Components used in the labs:
Datadog Agent – collects telemetry data
Application Services – generate telemetry
Load Generator – simulates users
Datadog Platform – visualizes metrics, logs, and traces
Telemetry pipeline:
Application Containers ↓ Datadog Agent ↓ Datadog Cloud ↓ Dashboards / APM / Logs
Three labs are used to progressively demonstrate observability concepts.

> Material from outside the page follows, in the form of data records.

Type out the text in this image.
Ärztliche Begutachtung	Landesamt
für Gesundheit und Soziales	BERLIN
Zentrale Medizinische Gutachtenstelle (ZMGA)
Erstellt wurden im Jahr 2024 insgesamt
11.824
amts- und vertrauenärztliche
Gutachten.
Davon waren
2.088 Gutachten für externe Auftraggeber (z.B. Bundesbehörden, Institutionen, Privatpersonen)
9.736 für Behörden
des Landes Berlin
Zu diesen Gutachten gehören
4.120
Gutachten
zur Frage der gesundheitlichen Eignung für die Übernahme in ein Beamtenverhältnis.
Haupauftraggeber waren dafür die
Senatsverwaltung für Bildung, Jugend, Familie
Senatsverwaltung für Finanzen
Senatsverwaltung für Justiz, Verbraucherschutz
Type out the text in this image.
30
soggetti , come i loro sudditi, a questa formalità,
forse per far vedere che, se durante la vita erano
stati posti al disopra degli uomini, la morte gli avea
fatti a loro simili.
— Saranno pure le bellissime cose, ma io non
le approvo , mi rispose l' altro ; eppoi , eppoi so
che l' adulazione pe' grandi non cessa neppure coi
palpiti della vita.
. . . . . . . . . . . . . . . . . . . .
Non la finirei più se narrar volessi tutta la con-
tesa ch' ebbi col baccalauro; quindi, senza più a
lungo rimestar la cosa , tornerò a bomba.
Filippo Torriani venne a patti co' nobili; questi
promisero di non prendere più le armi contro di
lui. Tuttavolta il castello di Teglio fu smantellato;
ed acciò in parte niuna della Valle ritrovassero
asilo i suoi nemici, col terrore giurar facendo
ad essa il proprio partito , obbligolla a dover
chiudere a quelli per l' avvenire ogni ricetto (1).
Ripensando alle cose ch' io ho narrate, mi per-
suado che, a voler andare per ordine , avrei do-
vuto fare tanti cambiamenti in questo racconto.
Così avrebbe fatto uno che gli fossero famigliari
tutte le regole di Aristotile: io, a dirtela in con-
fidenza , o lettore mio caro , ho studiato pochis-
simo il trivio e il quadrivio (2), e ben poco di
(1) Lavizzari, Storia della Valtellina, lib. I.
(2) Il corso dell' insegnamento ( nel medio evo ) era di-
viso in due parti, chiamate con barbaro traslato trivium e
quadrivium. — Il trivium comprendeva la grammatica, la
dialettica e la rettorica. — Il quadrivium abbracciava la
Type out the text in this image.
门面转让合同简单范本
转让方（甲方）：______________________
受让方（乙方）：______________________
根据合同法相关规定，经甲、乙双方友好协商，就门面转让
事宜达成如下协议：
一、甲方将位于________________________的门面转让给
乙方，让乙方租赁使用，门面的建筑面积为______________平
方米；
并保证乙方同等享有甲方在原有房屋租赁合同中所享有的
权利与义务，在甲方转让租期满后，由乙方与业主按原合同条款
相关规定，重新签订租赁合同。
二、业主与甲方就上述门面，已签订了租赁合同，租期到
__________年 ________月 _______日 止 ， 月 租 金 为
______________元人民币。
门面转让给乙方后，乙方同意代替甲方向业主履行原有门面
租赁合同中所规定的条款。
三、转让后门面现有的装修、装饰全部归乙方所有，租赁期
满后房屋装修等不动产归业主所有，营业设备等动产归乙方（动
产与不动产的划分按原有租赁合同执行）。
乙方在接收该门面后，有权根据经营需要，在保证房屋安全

Lab 1 – Single API – Basic monitoring
Lab 2 – Frontend + API + Redis – Service dependencies
Lab 3 – Microservices chain – Distributed tracing
Architecture:
Load Generator ↓ API Service ↓ Datadog Agent
Containers:
datadog-agent
lab1-api
lab1-loadgen
What Lab 1 Demonstrates:
Infrastructure Monitoring
CPU usage, memory usage, disk activity, network traffic
Container Monitoring
container CPU, memory and network metrics
Application Performance Monitoring
API endpoints:
/
/slow
/error
/db
Logs
home endpoint called
slow endpoint called
intentional error
Architecture:
Load Generator ↓ Frontend ↓ API ↓ Redis ↓ Datadog Agent
Containers:
datadog-agent
lab2-frontend
lab2-api
lab2-redis
lab2-loadgen
What Lab 2 Demonstrates:
Service communication:
frontend → api → redis
Distributed tracing:
Frontend request ↓ API processing ↓ Redis query
Service Map automatically generated by Datadog.
Architecture:
Load Generator ↓ Frontend ↓ Orders Service ↓ Payments Service ↓ Redis Database ↓ Datadog Agent
Containers:
datadog-agent
lab3-frontend
lab3-orders
lab3-payments
lab3-redis
lab3-loadgen
Distributed tracing example:
GET /checkout
frontend (20ms) ↓ orders (40ms) ↓ payments (35ms) ↓ redis (10ms)
Failure experiment:
docker stop lab3-payments
Result:
frontend ↓ orders ↓ payments (failed)
Alert triggered ↓ Check dashboards ↓ Inspect traces ↓ Analyze logs ↓ Identify root cause
After completing these labs, students should understand:
- telemetry data collection
- infrastructure monitoring
- container monitoring
- application performance monitoring
- distributed tracing
- log aggregation
- service dependency analysis
- incident investigation
These are core skills used by DevOps engineers and Site Reliability Engineers (SRE).